Quizá, pienso, nuestra inclinación a las drogas, especialmente al alcohol se deba a la necesidad de olvidar nuestras continuas ridiculeces. Este año está lleno de ellas: dividir, saquear y arruinar un país no tiene otro nombre.


Así que para tomarse en serio a sí mismo a veces hay que pasar por la ventanilla de la borrachera a fin de mirarse cara a cara con el propio corazón, como en un estado sagrado. Un hombre inteligente que ha vivido lo suficiente debería, si ha soportado estoicamente los últimos terribles años, permanecer de continuo en estado ebrio. Siendo esto imposible, pues sin algunos momentos de cordura no podría ascender en su carrera hacia la tontería, ha de abandonar el líquido sagrado para contemplar el telediario, pero sin perder de vista que un buen pedal en las actuales circunstancias no solo amansa el dolor si no que hace olvidar todo tipo de molestas verdades, ya las haya dicho Agamenón o su porquero. "Yaceré entre ciénagas, pero me endiosa el pecho inexplicable un júbilo secreto" escribió el poeta solo para ser entendido por la intuición que aún permanece en el centro de la ebriedad.

Lo malo de beber es beber para nada o beber para olvidar los fracasos por llegar, o las tonterías de los otros. Lo malo, es tomar la bebida a mala parte. El bebedor social es un modelo que se lleva, como se llevan los jeans rotos. Por esa moda infame los chicos adolescentes beben y luego la policía los desaloja y salen en la pantalla agarrados a la botella y chocándose con las farolas. Van haciendo hip hip por la acera adelante entre dos filas de adultos escandalizados e hipócritas. Lo repugnante no es ese espectáculo nocturno, lo repugnante es inducir al mozo a yacer entre ciénagas cuando aún no posee un pecho inexplicable en el que acoger ese júbilo secreto del que el poeta nos hablaba unos renglones más arriba. O sea, que no tiene trabajo ni trazas de tenerlo.
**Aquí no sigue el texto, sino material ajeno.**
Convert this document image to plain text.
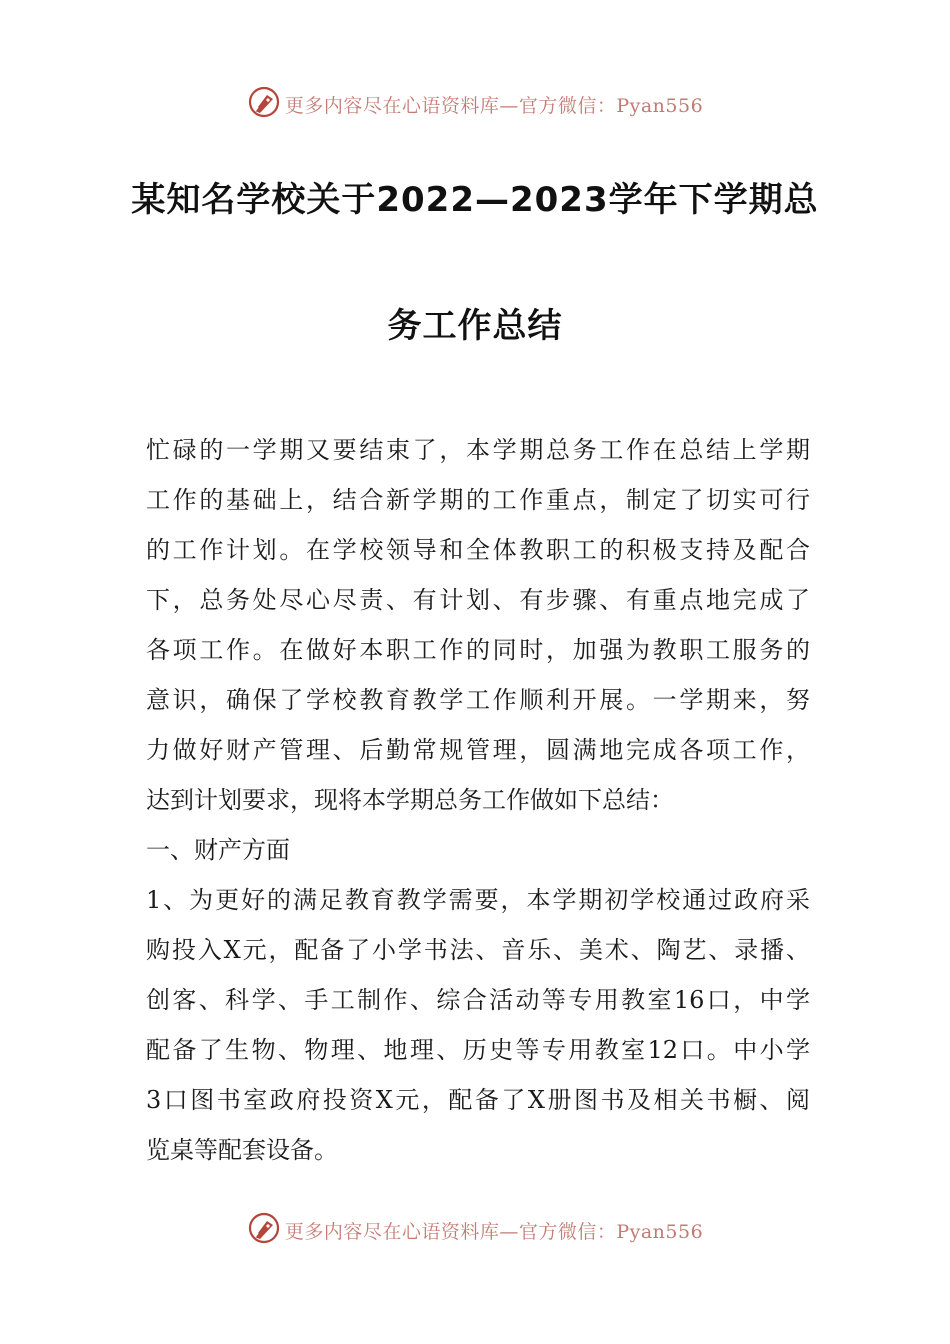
更多内容尽在心语资料库—官方微信：Pyan556
某知名学校关于2022—2023学年下学期总
务工作总结
忙碌的一学期又要结束了，本学期总务工作在总结上学期
工作的基础上，结合新学期的工作重点，制定了切实可行
的工作计划。在学校领导和全体教职工的积极支持及配合
下，总务处尽心尽责、有计划、有步骤、有重点地完成了
各项工作。在做好本职工作的同时，加强为教职工服务的
意识，确保了学校教育教学工作顺利开展。一学期来，努
力做好财产管理、后勤常规管理，圆满地完成各项工作，
达到计划要求，现将本学期总务工作做如下总结：
一、财产方面
1、为更好的满足教育教学需要，本学期初学校通过政府采
购投入X元，配备了小学书法、音乐、美术、陶艺、录播、
创客、科学、手工制作、综合活动等专用教室16口，中学
配备了生物、物理、地理、历史等专用教室12口。中小学
3口图书室政府投资X元，配备了X册图书及相关书橱、阅
览桌等配套设备。
更多内容尽在心语资料库—官方微信：Pyan556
Mal están las cosas para todos pero aún peor para la juventud incluso para la infancia. Si el chaval se queda en casa, encima de no tener calefacción ni desayuno, puede asistir en la televisión a cualquiera de sus ofertas: desahucios exprés, sexo a la española, autopsias made in USA, discursos políticos centrales y autonómicos o (y esto sería lo más constructivo, por eso se ve poco)  juicios a banqueros.

Si va al cole puede recibir una bronca  en el recreo a cuenta de la lengua autonómica o sufrir acoso escolar, o pasar de curso con siete asignaturas suspensas; si se va a la calle puede aprender oficios de gran futuro: racista, camello, proxeneta o tironero. Pero si es fin de curso y papá le ha dado pasta, entonces el discotequero de la esquina puede emborracharle concienzudamente.

Dicen que en el seno de todos los licores duerme una fiera. También dicen que en el corazón de todo hombre se oculta otra.
Yo creo que los jóvenes beben para olvidar que viven en un parque zoológico.